After Gap announced in February that it will eventually raise its lowest pay to $10 an hour, job applications increased by at least 10 percent from the year before, a company vice president told Bloomberg.
While all of the company’s brands have seen an increase, she said, it was particularly notable at Old Navy, where applications had been declining.
The increased interest means the company has a better selection of potential employees. “That we’d be able to be more competitive and attractive in getting the best talent we can find — that’s where the benefit will come,” Lynn Albright, vice president for Old Navy, told Bloomberg. “The more choices you have, the better selection you can make.”
As of June, the lowest-paid Gap employees are making $9 an hour, and that will increase to $10 in June of next year. The raise will affect 65,000 employees in the United States. One of the reasons originally cited was to be able to “attract and retain great talent,” and Chairman and CEO Glenn Murphy had said, “Our decision to invest in frontline employees will directly support our business, and is one that we expect to deliver a return many times over.”

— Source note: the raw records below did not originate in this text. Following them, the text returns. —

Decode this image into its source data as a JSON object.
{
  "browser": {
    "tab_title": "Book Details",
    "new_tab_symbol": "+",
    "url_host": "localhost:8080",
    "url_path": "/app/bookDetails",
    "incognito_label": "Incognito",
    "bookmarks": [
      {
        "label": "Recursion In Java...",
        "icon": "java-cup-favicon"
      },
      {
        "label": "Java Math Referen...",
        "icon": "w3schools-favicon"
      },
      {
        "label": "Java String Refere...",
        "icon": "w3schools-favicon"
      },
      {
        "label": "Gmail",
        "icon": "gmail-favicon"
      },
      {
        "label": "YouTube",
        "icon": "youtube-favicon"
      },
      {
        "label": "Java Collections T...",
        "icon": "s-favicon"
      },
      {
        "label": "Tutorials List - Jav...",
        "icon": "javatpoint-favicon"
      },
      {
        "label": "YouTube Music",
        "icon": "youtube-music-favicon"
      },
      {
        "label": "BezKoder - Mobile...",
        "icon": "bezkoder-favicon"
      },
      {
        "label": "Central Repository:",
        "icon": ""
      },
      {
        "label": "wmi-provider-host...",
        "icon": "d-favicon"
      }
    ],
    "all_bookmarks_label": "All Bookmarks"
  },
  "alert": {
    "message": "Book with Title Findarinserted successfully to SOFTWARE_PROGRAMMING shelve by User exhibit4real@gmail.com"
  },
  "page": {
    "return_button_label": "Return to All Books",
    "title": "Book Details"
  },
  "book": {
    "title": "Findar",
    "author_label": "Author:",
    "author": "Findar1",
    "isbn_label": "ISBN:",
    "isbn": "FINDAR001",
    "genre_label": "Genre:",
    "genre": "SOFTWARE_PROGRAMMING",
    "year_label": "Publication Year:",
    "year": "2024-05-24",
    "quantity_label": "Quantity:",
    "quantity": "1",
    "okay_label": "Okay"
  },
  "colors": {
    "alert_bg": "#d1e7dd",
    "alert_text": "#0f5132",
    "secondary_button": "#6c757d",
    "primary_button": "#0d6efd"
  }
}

Businesses can see a variety of benefits from higher minimum wages. It can make it easier to recruit employees, as with Gap’s experience, improve workers’ efficiency, and lower turnover. Turnover is a particularly high cost, as it can come to about 20 percent of employees’ salaries to replace them. It can also increase demand for their products when people have more money to spend.
Other companies have similarly decided to pay higher wages, arguing it benefits their businesses. A hospital in Dallas is increasing its minimum wage with money originally meant for executive bonuses. Shake Shack pays $10 an hour with benefits. Other restaurants similarly pay high wages. In retail, Costco employees make $11.50 when they start out and get benefits.